Bir menajerden şöyle bir mesaj aldı: “Danny, gerekse kendi oğlu Austin’i bile takaslar.” Buna inanıyorum. Celtics 53 maç kazanmıştı ve bu 53 galibiyet onlara birinci sırayı ve Doğu Konferansı Finalleri’ni getirdi. Şimdi ise kadrolarında geçen sezondan kalan dört oyuncu var: Al Horford, Marcus Smart, Jaylen Brown ve Terry Rozier. Böylesi bir sezonun ardından hangi spordaki kaç organizasyon kadrosundaki oyuncuların yalnızca dörtte biri ile yeni sezona başlar ki? İşler iyi gittiği zaman mevcut durumu kabullenmek çok kolay. Bazı takım sahipleri playoff değirmeninde en fazla altıncı sırayı hedefliyorlar. Takım iyiydi ve beklenenin üzerinde başarı gösteren isimlerle doluydu fakat nihai hedeflerine ulaşmak için kendilerine göre yeterli değildi.

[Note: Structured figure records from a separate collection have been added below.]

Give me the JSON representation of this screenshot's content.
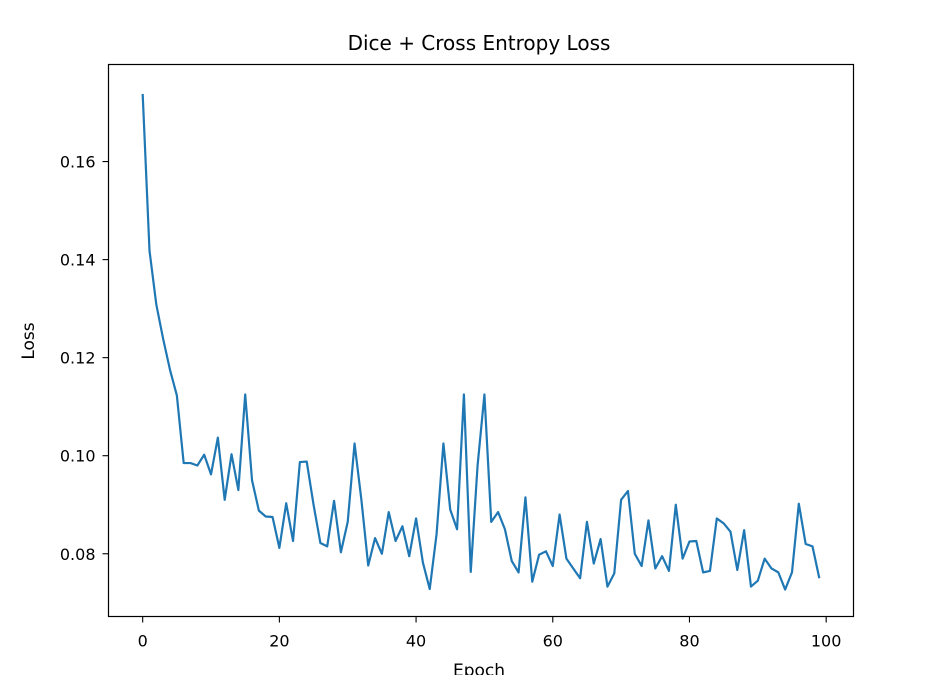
{
  "chart_data": {
    "type": "line",
    "title": "Dice + Cross Entropy Loss",
    "xlabel": "Epoch",
    "ylabel": "Loss",
    "xlim": [
      -5,
      104
    ],
    "ylim": [
      0.0672,
      0.1798
    ],
    "xticks": [
      0,
      20,
      40,
      60,
      80,
      100
    ],
    "yticks": [
      0.08,
      0.1,
      0.12,
      0.14,
      0.16
    ],
    "ytick_labels": [
      "0.08",
      "0.10",
      "0.12",
      "0.14",
      "0.16"
    ],
    "xtick_labels": [
      "0",
      "20",
      "40",
      "60",
      "80",
      "100"
    ],
    "grid": false,
    "legend": "none",
    "line_color": "#1f77b4",
    "x": [
      0,
      1,
      2,
      3,
      4,
      5,
      6,
      7,
      8,
      9,
      10,
      11,
      12,
      13,
      14,
      15,
      16,
      17,
      18,
      19,
      20,
      21,
      22,
      23,
      24,
      25,
      26,
      27,
      28,
      29,
      30,
      31,
      32,
      33,
      34,
      35,
      36,
      37,
      38,
      39,
      40,
      41,
      42,
      43,
      44,
      45,
      46,
      47,
      48,
      49,
      50,
      51,
      52,
      53,
      54,
      55,
      56,
      57,
      58,
      59,
      60,
      61,
      62,
      63,
      64,
      65,
      66,
      67,
      68,
      69,
      70,
      71,
      72,
      73,
      74,
      75,
      76,
      77,
      78,
      79,
      80,
      81,
      82,
      83,
      84,
      85,
      86,
      87,
      88,
      89,
      90,
      91,
      92,
      93,
      94,
      95,
      96,
      97,
      98,
      99
    ],
    "y": [
      0.1738,
      0.1418,
      0.1308,
      0.1238,
      0.1175,
      0.1123,
      0.0985,
      0.0985,
      0.098,
      0.1002,
      0.0962,
      0.1037,
      0.091,
      0.1003,
      0.093,
      0.1125,
      0.095,
      0.0888,
      0.0876,
      0.0875,
      0.0812,
      0.0903,
      0.0826,
      0.0987,
      0.0988,
      0.09,
      0.0822,
      0.0815,
      0.0908,
      0.0803,
      0.0865,
      0.1025,
      0.091,
      0.0776,
      0.0832,
      0.08,
      0.0885,
      0.0826,
      0.0856,
      0.0795,
      0.0872,
      0.0782,
      0.0728,
      0.084,
      0.1025,
      0.089,
      0.085,
      0.1125,
      0.0763,
      0.098,
      0.1125,
      0.0865,
      0.0885,
      0.085,
      0.0785,
      0.0762,
      0.0915,
      0.0743,
      0.0798,
      0.0805,
      0.0775,
      0.088,
      0.079,
      0.077,
      0.075,
      0.0865,
      0.078,
      0.083,
      0.0733,
      0.076,
      0.091,
      0.0928,
      0.08,
      0.0775,
      0.0868,
      0.077,
      0.0795,
      0.0765,
      0.09,
      0.079,
      0.0825,
      0.0826,
      0.0762,
      0.0765,
      0.0872,
      0.0862,
      0.0845,
      0.0767,
      0.0848,
      0.0733,
      0.0745,
      0.079,
      0.077,
      0.0762,
      0.0727,
      0.0762,
      0.0902,
      0.082,
      0.0815,
      0.075
    ]
  }
}
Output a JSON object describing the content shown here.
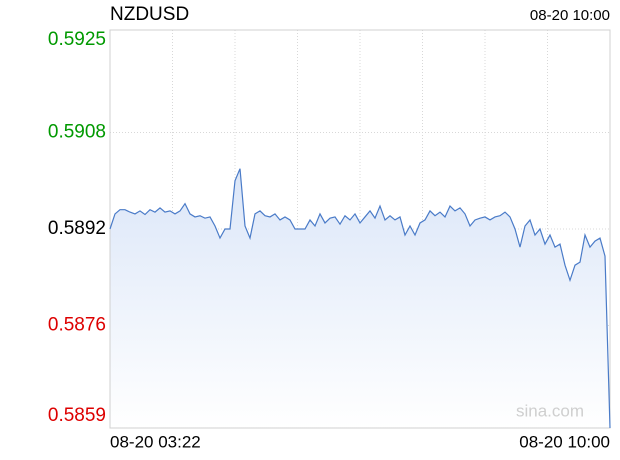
{
  "chart_data": {
    "type": "line",
    "title": "NZDUSD",
    "timestamp": "08-20 10:00",
    "watermark": "sina.com",
    "categories": [
      "08-20 03:22",
      null,
      null,
      null,
      null,
      null,
      null,
      null,
      null,
      null,
      null,
      null,
      null,
      null,
      null,
      null,
      null,
      null,
      null,
      null,
      null,
      null,
      null,
      null,
      null,
      null,
      null,
      null,
      null,
      null,
      null,
      null,
      null,
      null,
      null,
      null,
      null,
      null,
      null,
      null,
      null,
      null,
      null,
      null,
      null,
      null,
      null,
      null,
      null,
      null,
      null,
      null,
      null,
      null,
      null,
      null,
      null,
      null,
      null,
      null,
      null,
      null,
      null,
      null,
      null,
      null,
      null,
      null,
      null,
      null,
      null,
      null,
      null,
      null,
      null,
      null,
      null,
      null,
      null,
      null,
      null,
      null,
      null,
      null,
      null,
      null,
      null,
      null,
      null,
      null,
      null,
      null,
      null,
      null,
      null,
      null,
      null,
      null,
      null,
      null,
      "08-20 10:00"
    ],
    "values": [
      0.5892,
      0.58945,
      0.58952,
      0.58952,
      0.58948,
      0.58945,
      0.5895,
      0.58944,
      0.58952,
      0.58948,
      0.58955,
      0.58948,
      0.5895,
      0.58945,
      0.5895,
      0.58962,
      0.58945,
      0.5894,
      0.58942,
      0.58938,
      0.5894,
      0.58925,
      0.58905,
      0.5892,
      0.5892,
      0.59,
      0.5902,
      0.58925,
      0.58905,
      0.58945,
      0.5895,
      0.58942,
      0.5894,
      0.58945,
      0.58935,
      0.5894,
      0.58935,
      0.5892,
      0.5892,
      0.5892,
      0.58935,
      0.58925,
      0.58945,
      0.5893,
      0.58938,
      0.5894,
      0.58928,
      0.58942,
      0.58935,
      0.58945,
      0.5893,
      0.5894,
      0.5895,
      0.58938,
      0.58958,
      0.58935,
      0.58942,
      0.58935,
      0.5894,
      0.5891,
      0.58925,
      0.5891,
      0.5893,
      0.58935,
      0.5895,
      0.58942,
      0.58948,
      0.5894,
      0.58958,
      0.5895,
      0.58955,
      0.58945,
      0.58925,
      0.58935,
      0.58938,
      0.5894,
      0.58935,
      0.5894,
      0.58942,
      0.58948,
      0.5894,
      0.5892,
      0.5889,
      0.58925,
      0.58935,
      0.5891,
      0.5892,
      0.58895,
      0.5891,
      0.5889,
      0.58895,
      0.5886,
      0.58835,
      0.5886,
      0.58865,
      0.5891,
      0.5889,
      0.589,
      0.58905,
      0.58875,
      0.5859
    ],
    "color": "#4a7bc8",
    "ylim": [
      0.5859,
      0.5925
    ],
    "yticks": [
      0.5925,
      0.5908,
      0.5892,
      0.5876,
      0.5859
    ],
    "ytick_colors": [
      "#009900",
      "#009900",
      "#000000",
      "#dd0000",
      "#dd0000"
    ],
    "grid": true
  }
}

Boston’ın aldığı kararlarla ilgili yaşayacağı her türlü hayal kırıklığı ya da Houston’ın taraftarların sevgilisi Patrick Beverley’i takaslamakla ilgili duyacağı her türlü acı yeniden kurulan takımları, taraftarların aşık oldukları “iyi fakat harika olmayan takımlar”dan daha iyi bir başarı gösterdiği an geçecektir. Lakers süpertakımının yaşadığı başarısızlık hâlâ hayal meyal ortada. Nets de öyle. Boston’ı bu noktaya getiren de Nets’in o hamleleri oldu aslında en başta. Fakat genelde büyük oyuncular güçlerini birleştirdiği zaman, bu gücü büyük anlar izliyor.
Yine de, bir taraftar olarak sevginiz ne kadar büyük olursa olsun, takımı tanımlayan oyuncuların her an takımdan gönderilebileceğini bilerek bir takıma aşık olmak zor olabilir. Fakat “sizi buraya getiren şeyin ne olduğunu unutmayın” mantığı daha baskın bir mantığa karşı işe yaramıyor. Warriors bu olguyu değiştirdi mesela. Morey’nin haziran ayında ESPN’de şuna yakın bir cümlesi oldu: “Ezici Warriors takımı ligin kalanı için ciddi bir tehdit oluşturuyorsa, risk profilinizi yükseltmeniz ve daha agresif olmanız gerekir. Radikal önlemler alınmalı. Bu özgürlüğe olanak sağlayan yöneticileri ve sahipleri olan takımlar, basketbolun yeni döneminde başarılı olan takımlar olacaktır.